Die wissenschaftlichen und technischen Arbeitsziele innerhalb von UC 1.5 standen in engem Zusammenhang mit den Anforderungen an Qualität, Zuverlässigkeit, Sicherheit und physikalische/funktionale Integration. Der Schwerpunkt lag auf der effizienten Entwicklung und Anwendung von Methoden für:

  • Simulation Driven Co-Design: eines der Hauptziele war die Entwicklung einer neuartigen Multi-Domain-Simulationskette. Diese integriert Funktionsmodelle (z. B. PSpice, Matlab) mit geometriebasierten Modellen (z. B. Ansys), um Spannungen und Dehnungen auf der Ebene der Konstruktionselemente umfassend zu berechnen. Dies ermöglichten bereits in frühen Konstruktionsphasen eine realistische Schadensbewertung und Optimierung. Die Methode wurde anhand kritischer Komponenten wie Drahtverbindungen und Lötstellen als Beispiele verifiziert.
  • Compact Digital Twin: Es wurden kompakte Modelle entwickelt, die durch datengesteuerte KI/ML-Ansätze Prognosen und Zustandsmanagement (PHM) für einzelne Designelemente ermöglichen. Diese digitalen Zwillinge ermöglichen eine verbesserte Lebensdauerprognose und eine detaillierte Analyse von Verwendungsprofilen, indem sie Rückmeldungen aus der Fertigung und dem laufenden Betrieb für die iterative Verbesserung zukünftiger Generationen nutzen.
  • Virtual Release through Referencing: Diese Methode zielt darauf ab, die Entwicklungszeit erheblich zu verkürzen und die Führungsrolle der europäischen Automobilzulieferer zu stärken. Zuverlässige und validierte (crediblre) Simulationen haben die virtuelle Freigabe von Leistungsmodulen und Leistungselektronik ermöglicht. Zur Validierung der entwickelten Simulationsmodelle wurde ein Demonstrator mit integriertem piezoresistivem Stresssensor verwendet.
  • Prognostics and Health Management (PHM) für prädiktive Diagnose: Die Forschung umfasste die genaue Bestimmung der schadensrelevanten Größe auf Basis der Simulationen und die Entwicklung des Konzepts zur Zustandsüberwachung unter Verwendung von Fragilitätsflächen. Ein tiefgreifendes Verständnis der Versagensmechanismen von Lötstellenmaterialien war in diesem Zusammenhang ebenfalls von entscheidender Bedeutung.
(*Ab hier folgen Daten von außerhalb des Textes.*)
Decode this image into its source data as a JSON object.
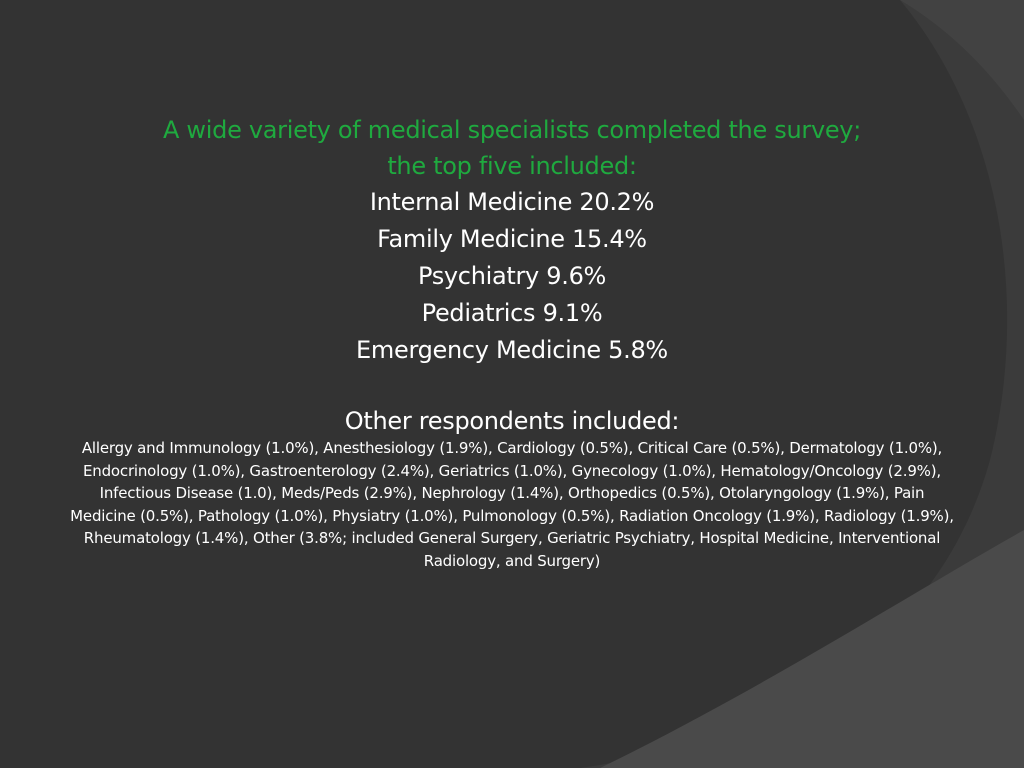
{
  "slide": {
    "headline_line1": "A wide variety of medical specialists completed the survey;",
    "headline_line2": "the top five included:",
    "top_five": [
      "Internal Medicine 20.2%",
      "Family Medicine 15.4%",
      "Psychiatry 9.6%",
      "Pediatrics 9.1%",
      "Emergency Medicine 5.8%"
    ],
    "other_heading": "Other respondents included:",
    "other_text": "Allergy and Immunology (1.0%), Anesthesiology (1.9%), Cardiology (0.5%), Critical Care (0.5%), Dermatology (1.0%), Endocrinology (1.0%), Gastroenterology (2.4%), Geriatrics (1.0%), Gynecology (1.0%), Hematology/Oncology (2.9%), Infectious Disease (1.0), Meds/Peds (2.9%), Nephrology (1.4%), Orthopedics (0.5%), Otolaryngology (1.9%), Pain Medicine (0.5%), Pathology (1.0%), Physiatry (1.0%), Pulmonology (0.5%), Radiation Oncology (1.9%), Radiology (1.9%), Rheumatology (1.4%), Other (3.8%; included General Surgery, Geriatric Psychiatry, Hospital Medicine, Interventional Radiology, and Surgery)"
  },
  "theme": {
    "background": "#3b3b3b",
    "accent_green": "#1faa3f",
    "text": "#ffffff"
  }
}
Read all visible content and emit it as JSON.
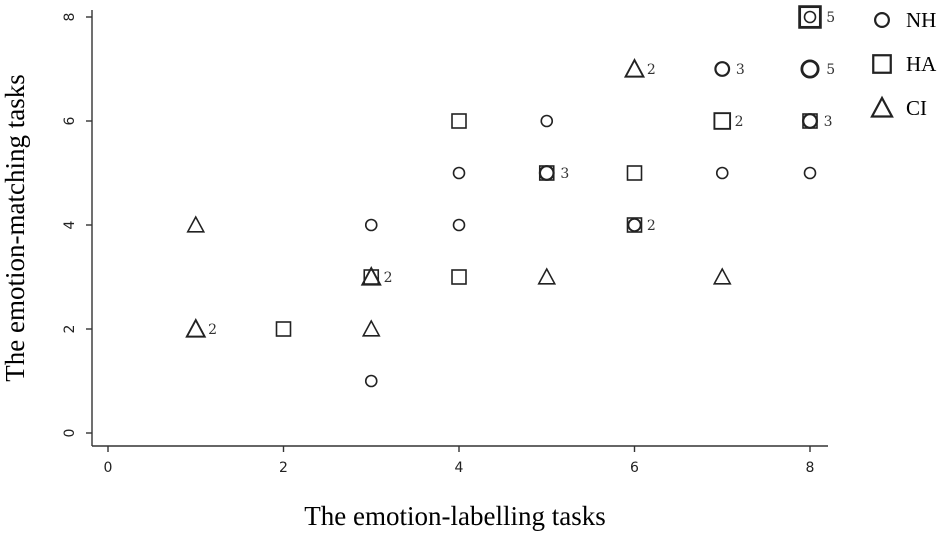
{
  "chart_data": {
    "type": "scatter",
    "xlabel": "The emotion-labelling tasks",
    "ylabel": "The emotion-matching tasks",
    "xlim": [
      0,
      8
    ],
    "ylim": [
      0,
      8
    ],
    "xticks": [
      "0",
      "2",
      "4",
      "6",
      "8"
    ],
    "yticks": [
      "0",
      "2",
      "4",
      "6",
      "8"
    ],
    "grid": false,
    "legend_position": "top-right",
    "series": [
      {
        "name": "NH",
        "marker": "circle",
        "points": [
          {
            "x": 3,
            "y": 1,
            "count": ""
          },
          {
            "x": 3,
            "y": 4,
            "count": ""
          },
          {
            "x": 4,
            "y": 4,
            "count": ""
          },
          {
            "x": 4,
            "y": 5,
            "count": ""
          },
          {
            "x": 5,
            "y": 5,
            "count": "3"
          },
          {
            "x": 5,
            "y": 6,
            "count": ""
          },
          {
            "x": 6,
            "y": 4,
            "count": "2"
          },
          {
            "x": 7,
            "y": 5,
            "count": ""
          },
          {
            "x": 7,
            "y": 7,
            "count": "3"
          },
          {
            "x": 8,
            "y": 5,
            "count": ""
          },
          {
            "x": 8,
            "y": 6,
            "count": "3"
          },
          {
            "x": 8,
            "y": 7,
            "count": "5"
          },
          {
            "x": 8,
            "y": 8,
            "count": ""
          }
        ]
      },
      {
        "name": "HA",
        "marker": "square",
        "points": [
          {
            "x": 2,
            "y": 2,
            "count": ""
          },
          {
            "x": 3,
            "y": 3,
            "count": ""
          },
          {
            "x": 4,
            "y": 3,
            "count": ""
          },
          {
            "x": 4,
            "y": 6,
            "count": ""
          },
          {
            "x": 5,
            "y": 5,
            "count": ""
          },
          {
            "x": 6,
            "y": 4,
            "count": ""
          },
          {
            "x": 6,
            "y": 5,
            "count": ""
          },
          {
            "x": 7,
            "y": 6,
            "count": "2"
          },
          {
            "x": 8,
            "y": 6,
            "count": ""
          },
          {
            "x": 8,
            "y": 8,
            "count": "5"
          }
        ]
      },
      {
        "name": "CI",
        "marker": "triangle",
        "points": [
          {
            "x": 1,
            "y": 2,
            "count": "2"
          },
          {
            "x": 1,
            "y": 4,
            "count": ""
          },
          {
            "x": 3,
            "y": 2,
            "count": ""
          },
          {
            "x": 3,
            "y": 3,
            "count": "2"
          },
          {
            "x": 5,
            "y": 3,
            "count": ""
          },
          {
            "x": 6,
            "y": 7,
            "count": "2"
          },
          {
            "x": 7,
            "y": 3,
            "count": ""
          }
        ]
      }
    ]
  }
}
Die im Rahmen von UC1.5 erzielten Ergebnisse und Demonstrationen leisten einen entscheidenden Beitrag zu den quantifizierbaren Projektzielen von PowerizeD: eine Reduzierung des Leistungsverlusts um 25 %, eine Verlängerung der Lebensdauer von Geräten und Systemen um 30 %, eine Verkleinerung der Chipgröße um mindestens 10 % und eine drastische Verkürzung der Entwicklungszeit um 50 %. Diese Kennzahlen unterstreichen nicht nur den technologischen Fortschritt, sondern auch das Potenzial für erhebliche wirtschaftliche und ökologische Vorteile, insbesondere im Bereich der Elektromobilität.

Dieser Abschlussbericht fasst die Ergebnisse, Erkenntnisse und Demonstrationen des dreijährigen Projekts zusammen. Er zeigt auf, wie PowerizeD und insbesondere die Arbeit in Use Case 1.5 von RB die Grundlagen für eine nächste Generation digitalisierter und intelligenter Leistungselektronik geschaffen hat, die nicht nur technologisch überlegen, sondern auch entscheidend für eine nachhaltige und widerstandsfähige Energieinfrastruktur ist. Die hier vorgestellten Leistungen sind das Ergebnis einer beispielhaften europäischen Zusammenarbeit und werden als Grundlage für weitere Innovationen in diesem wichtigen Sektor dienen.